House May Create Link to YouTube
Web-savvy Members may eventually be able to post videos to a YouTube page of their own — one that is scrubbed clean of outside advertisements and political leanings.
Some members of the franking commission are hoping that such a controlled Web site would stop widespread violations of outdated House Internet rules. Right now, many Members’ official Web sites violate House rules by including links to videos on an advertisement-laden YouTube Web page.
The commission met earlier this week to hash out the options. So far, discussion has focused on two ideas: either create a specific House “channel” on YouTube or change current Internet rules to allow Members to more freely store content on outside Web sites.
It appears that the YouTube option will happen first. The commission has asked the House Administration Committee to develop a policy that allows Members to post videos on an outside Web site that “meets requirements which ensure the integrity of the House,” according to an e-mail from commission Chairman Mike Capuano’s (D-Mass.) spokeswoman, Alison Mills.
“It’s a good first step,” said Rep. Kevin McCarthy (R-Calif.), who is a member of the commission. McCarthy first brought the issue to the commission a year ago, after revamping his Web site and realizing he couldn’t post YouTube videos.
Still, McCarthy said he hopes the commission eventually finds a longer-lasting solution. With new technology and new Web sites popping up every day, the commission should recommend rules that would allow Members to keep up with their constituents, he said.
He used YouTube as an example: Created three years ago, only now are Members close to being allowed to use it.
However, it’s not certain when it will all become official. The House Administration Committee expects to address the issue at its next business meeting, said committee spokesman Kyle Anderson. But no date has yet been set.
YouTube already has expressed interest in developing a House-specific Web page, McCarthy said. However, other interested companies would be able to apply for approval as well.
In the meantime, some offices have found ways to avoid breaking House rules. Rep. Robert Wexler’s (D-Fla.) Web site features a custom video player, said spokeswoman Ashley Mushnick.
YouTube is certainly easier to use, she said, because it’s quick and doesn’t require much Web expertise. But she added that “this seems to be the solution” until the House adopts rules for handling YouTube.
Many feel that an update of the rules is long overdue.
As currently written, the rules don’t allow links to outside sites without an approved exit message. That message tells visitors that they are leaving the house.gov domain.
But with an embedded YouTube video, one click plays the clip and two clicks immediately opens up the YouTube page. Furthermore, the YouTube logo is constantly in the corner of the video. All of this is in violation of rules meant to prohibit endorsements.

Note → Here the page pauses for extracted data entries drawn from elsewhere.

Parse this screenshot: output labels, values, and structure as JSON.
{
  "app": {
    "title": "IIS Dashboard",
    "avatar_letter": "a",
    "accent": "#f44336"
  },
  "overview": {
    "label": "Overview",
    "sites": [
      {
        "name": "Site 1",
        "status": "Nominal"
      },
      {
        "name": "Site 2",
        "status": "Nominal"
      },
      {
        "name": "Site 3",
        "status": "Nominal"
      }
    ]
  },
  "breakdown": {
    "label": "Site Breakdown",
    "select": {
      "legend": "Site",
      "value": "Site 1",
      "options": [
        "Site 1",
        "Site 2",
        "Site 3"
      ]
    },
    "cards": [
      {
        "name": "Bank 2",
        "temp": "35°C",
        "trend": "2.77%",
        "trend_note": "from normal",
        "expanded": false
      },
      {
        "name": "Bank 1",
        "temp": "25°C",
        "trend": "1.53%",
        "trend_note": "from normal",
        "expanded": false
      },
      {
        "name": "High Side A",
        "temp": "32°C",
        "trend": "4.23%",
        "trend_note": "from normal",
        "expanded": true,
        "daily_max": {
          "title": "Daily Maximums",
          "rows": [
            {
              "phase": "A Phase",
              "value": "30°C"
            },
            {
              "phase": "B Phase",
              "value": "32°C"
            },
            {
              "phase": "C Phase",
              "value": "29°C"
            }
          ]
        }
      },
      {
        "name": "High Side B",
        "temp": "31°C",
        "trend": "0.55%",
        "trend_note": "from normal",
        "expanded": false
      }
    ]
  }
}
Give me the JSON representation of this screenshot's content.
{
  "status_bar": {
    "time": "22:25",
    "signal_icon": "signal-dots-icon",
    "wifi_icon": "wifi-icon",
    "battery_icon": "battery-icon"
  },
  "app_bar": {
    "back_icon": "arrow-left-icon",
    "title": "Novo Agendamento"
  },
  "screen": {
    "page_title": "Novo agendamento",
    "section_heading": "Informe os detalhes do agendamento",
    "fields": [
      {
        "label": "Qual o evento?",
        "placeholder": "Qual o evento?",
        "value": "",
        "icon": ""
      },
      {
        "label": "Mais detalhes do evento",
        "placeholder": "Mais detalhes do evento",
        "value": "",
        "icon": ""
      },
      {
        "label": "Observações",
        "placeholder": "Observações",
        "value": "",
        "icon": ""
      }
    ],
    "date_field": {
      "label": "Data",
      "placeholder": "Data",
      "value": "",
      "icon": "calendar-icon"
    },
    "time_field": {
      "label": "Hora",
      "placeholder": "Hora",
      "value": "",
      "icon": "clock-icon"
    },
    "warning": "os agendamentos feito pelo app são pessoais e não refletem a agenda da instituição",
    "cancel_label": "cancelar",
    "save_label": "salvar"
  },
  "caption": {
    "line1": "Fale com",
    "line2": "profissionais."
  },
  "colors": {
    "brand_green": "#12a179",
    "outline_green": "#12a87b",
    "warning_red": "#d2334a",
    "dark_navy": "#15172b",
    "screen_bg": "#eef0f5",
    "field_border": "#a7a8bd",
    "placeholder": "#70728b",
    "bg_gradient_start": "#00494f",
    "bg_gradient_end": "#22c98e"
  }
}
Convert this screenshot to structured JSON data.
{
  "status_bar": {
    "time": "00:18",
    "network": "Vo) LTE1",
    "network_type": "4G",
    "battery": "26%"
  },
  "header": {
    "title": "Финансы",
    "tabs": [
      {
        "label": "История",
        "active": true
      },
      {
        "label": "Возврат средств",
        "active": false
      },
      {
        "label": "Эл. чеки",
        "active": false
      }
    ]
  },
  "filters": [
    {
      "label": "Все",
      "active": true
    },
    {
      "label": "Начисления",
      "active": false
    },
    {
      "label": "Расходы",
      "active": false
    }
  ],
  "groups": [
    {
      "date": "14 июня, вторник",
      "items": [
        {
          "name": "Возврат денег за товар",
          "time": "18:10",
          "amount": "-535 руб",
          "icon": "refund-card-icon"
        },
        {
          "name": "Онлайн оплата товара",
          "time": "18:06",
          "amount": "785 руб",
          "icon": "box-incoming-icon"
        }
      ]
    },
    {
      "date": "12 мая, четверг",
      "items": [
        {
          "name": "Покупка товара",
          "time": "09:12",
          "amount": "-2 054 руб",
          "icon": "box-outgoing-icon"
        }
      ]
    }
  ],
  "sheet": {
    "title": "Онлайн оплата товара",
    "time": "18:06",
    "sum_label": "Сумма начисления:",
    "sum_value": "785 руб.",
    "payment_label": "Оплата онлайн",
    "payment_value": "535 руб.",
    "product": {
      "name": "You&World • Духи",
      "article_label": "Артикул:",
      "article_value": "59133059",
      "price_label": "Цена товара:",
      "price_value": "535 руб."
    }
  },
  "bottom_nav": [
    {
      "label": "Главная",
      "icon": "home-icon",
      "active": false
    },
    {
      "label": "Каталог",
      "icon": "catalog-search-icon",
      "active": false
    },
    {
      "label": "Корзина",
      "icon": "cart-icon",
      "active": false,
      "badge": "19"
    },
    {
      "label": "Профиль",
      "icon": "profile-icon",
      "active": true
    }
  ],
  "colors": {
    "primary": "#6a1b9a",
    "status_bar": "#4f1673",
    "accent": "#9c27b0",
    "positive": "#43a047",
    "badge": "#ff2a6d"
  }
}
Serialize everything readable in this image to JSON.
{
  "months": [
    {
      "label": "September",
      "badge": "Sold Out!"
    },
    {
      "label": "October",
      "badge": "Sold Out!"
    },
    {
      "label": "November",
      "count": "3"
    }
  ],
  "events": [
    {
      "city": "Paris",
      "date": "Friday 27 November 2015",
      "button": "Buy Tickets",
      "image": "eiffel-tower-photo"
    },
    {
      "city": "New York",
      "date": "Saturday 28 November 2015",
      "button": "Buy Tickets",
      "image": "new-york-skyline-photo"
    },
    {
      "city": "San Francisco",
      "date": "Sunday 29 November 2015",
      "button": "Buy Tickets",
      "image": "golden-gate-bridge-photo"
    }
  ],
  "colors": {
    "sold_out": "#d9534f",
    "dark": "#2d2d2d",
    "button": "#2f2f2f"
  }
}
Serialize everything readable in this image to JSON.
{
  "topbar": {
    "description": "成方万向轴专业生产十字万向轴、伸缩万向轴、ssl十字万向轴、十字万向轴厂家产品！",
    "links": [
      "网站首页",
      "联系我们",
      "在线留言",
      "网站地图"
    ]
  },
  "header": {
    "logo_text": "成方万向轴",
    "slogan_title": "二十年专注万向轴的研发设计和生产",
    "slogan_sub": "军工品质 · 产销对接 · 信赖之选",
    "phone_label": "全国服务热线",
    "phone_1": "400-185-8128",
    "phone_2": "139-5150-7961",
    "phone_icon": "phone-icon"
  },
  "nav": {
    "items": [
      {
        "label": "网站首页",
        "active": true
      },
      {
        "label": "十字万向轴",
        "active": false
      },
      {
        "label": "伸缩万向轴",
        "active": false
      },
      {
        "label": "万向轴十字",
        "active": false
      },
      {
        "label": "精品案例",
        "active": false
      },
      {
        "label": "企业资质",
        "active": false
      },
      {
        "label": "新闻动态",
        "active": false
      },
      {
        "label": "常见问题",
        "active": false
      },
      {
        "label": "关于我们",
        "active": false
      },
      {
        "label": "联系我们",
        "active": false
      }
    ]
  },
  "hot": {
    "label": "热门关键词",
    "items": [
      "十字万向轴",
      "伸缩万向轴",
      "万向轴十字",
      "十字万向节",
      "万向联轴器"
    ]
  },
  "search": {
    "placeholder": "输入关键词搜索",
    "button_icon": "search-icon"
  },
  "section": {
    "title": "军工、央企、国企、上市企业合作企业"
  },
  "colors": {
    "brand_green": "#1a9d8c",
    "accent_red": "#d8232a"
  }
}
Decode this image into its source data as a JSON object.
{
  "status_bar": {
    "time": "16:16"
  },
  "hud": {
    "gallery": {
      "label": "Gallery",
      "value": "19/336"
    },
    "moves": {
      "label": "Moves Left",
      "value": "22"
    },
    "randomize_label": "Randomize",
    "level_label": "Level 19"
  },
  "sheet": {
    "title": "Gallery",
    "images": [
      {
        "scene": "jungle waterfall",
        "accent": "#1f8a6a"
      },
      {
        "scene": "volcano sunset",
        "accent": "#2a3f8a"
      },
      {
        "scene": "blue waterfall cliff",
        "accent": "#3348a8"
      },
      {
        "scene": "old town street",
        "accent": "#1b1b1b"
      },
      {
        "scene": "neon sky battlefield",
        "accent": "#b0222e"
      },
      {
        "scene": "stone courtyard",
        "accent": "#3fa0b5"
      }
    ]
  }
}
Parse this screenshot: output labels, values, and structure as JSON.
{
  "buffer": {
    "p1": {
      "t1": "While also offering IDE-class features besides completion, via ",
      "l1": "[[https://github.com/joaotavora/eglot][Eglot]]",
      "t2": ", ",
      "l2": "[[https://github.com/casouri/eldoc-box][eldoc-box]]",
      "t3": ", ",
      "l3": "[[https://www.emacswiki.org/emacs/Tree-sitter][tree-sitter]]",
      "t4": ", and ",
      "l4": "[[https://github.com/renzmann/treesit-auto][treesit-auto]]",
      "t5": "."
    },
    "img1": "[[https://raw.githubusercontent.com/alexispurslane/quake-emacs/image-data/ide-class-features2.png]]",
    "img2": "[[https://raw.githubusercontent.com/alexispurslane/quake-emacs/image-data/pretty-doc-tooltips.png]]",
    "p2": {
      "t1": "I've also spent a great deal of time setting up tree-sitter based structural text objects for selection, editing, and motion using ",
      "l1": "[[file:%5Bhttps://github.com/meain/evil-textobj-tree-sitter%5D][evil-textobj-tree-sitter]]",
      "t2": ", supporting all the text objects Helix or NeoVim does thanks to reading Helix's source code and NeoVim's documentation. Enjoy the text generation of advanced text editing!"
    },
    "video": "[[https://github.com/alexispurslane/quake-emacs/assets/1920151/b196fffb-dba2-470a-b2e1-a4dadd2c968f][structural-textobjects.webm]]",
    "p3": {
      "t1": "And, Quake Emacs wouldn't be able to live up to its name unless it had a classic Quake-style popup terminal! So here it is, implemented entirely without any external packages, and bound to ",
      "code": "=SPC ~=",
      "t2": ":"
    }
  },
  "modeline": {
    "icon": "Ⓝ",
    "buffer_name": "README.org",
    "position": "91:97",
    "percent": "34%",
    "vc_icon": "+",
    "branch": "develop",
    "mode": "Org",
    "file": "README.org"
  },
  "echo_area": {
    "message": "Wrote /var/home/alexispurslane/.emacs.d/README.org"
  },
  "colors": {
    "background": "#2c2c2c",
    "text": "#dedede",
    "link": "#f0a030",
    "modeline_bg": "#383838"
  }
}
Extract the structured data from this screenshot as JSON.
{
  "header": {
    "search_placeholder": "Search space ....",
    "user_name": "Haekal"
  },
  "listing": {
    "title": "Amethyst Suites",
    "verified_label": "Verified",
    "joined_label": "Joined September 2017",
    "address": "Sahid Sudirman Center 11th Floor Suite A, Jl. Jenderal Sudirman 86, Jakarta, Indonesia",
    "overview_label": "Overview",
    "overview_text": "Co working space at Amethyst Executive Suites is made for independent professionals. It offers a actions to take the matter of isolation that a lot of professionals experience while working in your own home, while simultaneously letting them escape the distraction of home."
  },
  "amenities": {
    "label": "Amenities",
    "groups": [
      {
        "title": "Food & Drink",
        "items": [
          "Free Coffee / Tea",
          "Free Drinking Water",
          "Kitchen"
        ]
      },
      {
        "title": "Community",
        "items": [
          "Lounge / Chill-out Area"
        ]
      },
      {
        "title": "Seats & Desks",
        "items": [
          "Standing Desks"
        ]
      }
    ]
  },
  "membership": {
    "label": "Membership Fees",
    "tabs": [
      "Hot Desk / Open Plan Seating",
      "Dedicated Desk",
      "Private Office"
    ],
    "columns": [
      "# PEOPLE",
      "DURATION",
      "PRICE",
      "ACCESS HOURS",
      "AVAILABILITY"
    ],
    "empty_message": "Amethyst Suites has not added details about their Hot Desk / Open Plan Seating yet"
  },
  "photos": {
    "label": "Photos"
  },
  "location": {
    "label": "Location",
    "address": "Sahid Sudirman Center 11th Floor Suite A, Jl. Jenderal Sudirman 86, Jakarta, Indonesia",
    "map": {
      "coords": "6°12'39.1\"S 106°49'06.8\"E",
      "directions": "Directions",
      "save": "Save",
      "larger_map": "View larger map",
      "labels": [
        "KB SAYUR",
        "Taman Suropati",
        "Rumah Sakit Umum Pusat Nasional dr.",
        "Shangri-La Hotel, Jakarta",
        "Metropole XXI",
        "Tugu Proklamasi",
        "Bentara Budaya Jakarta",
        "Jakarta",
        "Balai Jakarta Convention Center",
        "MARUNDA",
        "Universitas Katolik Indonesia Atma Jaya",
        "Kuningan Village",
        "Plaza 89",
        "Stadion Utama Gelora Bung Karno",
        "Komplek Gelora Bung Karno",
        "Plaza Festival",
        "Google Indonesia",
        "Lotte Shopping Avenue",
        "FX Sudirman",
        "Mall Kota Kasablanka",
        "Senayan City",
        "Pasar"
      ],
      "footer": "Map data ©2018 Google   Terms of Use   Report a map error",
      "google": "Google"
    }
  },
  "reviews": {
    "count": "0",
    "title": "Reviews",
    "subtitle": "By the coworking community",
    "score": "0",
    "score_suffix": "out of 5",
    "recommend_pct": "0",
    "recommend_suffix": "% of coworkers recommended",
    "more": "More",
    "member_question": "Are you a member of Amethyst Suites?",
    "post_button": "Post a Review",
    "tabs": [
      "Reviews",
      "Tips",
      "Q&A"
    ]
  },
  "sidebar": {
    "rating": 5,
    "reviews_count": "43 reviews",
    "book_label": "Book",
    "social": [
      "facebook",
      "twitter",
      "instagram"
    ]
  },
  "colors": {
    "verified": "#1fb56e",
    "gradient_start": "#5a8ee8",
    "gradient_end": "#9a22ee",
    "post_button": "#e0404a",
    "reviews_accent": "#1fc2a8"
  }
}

But constituents now expect Members to have multimedia Web sites, some staffers say, and those Members who do break the rules and post outside video links have not been reprimanded.
Indeed, Anderson said that most Members who violate the rules aren’t even aware they are doing so.
But while it’s uncertain when there will be a resolution to the YouTube issue, the franking commission did make more solid recommendations Tuesday.
One was that Members be allowed to include links that would allow their constituents to view the updated content of the Members’ Web pages on their personal Google, Yahoo or other accounts.
And on Wednesday, Rep. Vernon Ehlers (R-Mich.), a member of the commission, sent out a “Dear Colleague” letter informing Members that they soon will be able to reuse approved tele-town hall scripts, radio ads and phone scripts.
The current practice requires offices to gain the commission’s approval every time, even if the script is identical to one that was previously approved.